AMD, a leading manufacturer of microprocessors and graphics processors, announced Monday that it will acquire open-source AI startup Nod.ai.
Among other things, Nod.ai has developed the SHARK automation software. SHARK enables the efficient implementation of AI models on a variety of AMD products, from data centers to edge devices to endpoints. With SHARK, time-consuming manual optimizations are reduced.
"The acquisition of Nod.ai is expected to significantly enhance our ability to provide AI customers with open software that allows them to easily deploy highly performant AI models tuned for AMD hardware," said Vamsi Boppana, senior vice president at the Artificial Intelligence Group at AMD. He noted that Nod.ai's technologies are already widely deployed in the cloud, at the edge, and on a variety of endpoints.
Nod.ai acquisition is a strategic move to compete with Nvidia
The move is designed to allow AMD to better compete with top dog Nvidia in the AI accelerator and ecosystem market. Nvidia is currently outfitting nearly every major AI company with new hardware, such as the H100 GPU.
Nvidia saw revenue growth of more than 100 percent last quarter, while AMD's revenue fell 18 percent - but that was better than experts expected.
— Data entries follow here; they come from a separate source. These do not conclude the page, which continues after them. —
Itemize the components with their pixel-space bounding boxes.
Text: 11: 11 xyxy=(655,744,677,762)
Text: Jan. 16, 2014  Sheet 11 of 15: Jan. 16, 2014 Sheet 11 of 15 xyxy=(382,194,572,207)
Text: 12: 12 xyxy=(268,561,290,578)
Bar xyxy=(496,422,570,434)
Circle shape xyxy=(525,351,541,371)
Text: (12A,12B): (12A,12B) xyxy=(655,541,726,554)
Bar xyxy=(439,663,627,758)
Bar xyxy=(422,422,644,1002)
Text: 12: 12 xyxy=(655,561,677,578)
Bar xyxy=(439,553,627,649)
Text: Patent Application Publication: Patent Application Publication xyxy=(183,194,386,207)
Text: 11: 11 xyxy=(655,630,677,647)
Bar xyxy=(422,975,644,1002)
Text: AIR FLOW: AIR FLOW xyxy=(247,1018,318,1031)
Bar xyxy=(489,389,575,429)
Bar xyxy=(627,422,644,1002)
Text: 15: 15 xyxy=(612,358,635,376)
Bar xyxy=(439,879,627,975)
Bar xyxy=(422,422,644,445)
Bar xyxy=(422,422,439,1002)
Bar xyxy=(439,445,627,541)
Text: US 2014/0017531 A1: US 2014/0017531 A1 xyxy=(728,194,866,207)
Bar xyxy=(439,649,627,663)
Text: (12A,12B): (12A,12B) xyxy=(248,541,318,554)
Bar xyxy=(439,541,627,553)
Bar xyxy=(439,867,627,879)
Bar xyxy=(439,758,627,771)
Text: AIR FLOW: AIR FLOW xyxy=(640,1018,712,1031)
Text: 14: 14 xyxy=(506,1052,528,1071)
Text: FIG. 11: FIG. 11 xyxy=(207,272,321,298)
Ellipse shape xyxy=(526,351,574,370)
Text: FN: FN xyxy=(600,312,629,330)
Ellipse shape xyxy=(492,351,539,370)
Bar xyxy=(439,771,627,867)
There could be room to grow: Nvidia's hardware is expensive, and AI accelerators are in short supply, with big companies like Microsoft and OpenAI looking for alternatives. This could play into AMD's hands, assuming the functionality of its AI hardware and AI services catches up.
However, Nvidia is not going to let that happen so easily: A recent investor presentation suggests the company plans to switch to annual releases of new AI hardware, with the upcoming Hopper GH200 and Blackwell GB200 coming between 2024 and 2025, and a GX200 GPU a year later.
The Nod.ai acquisition is expected to close this quarter.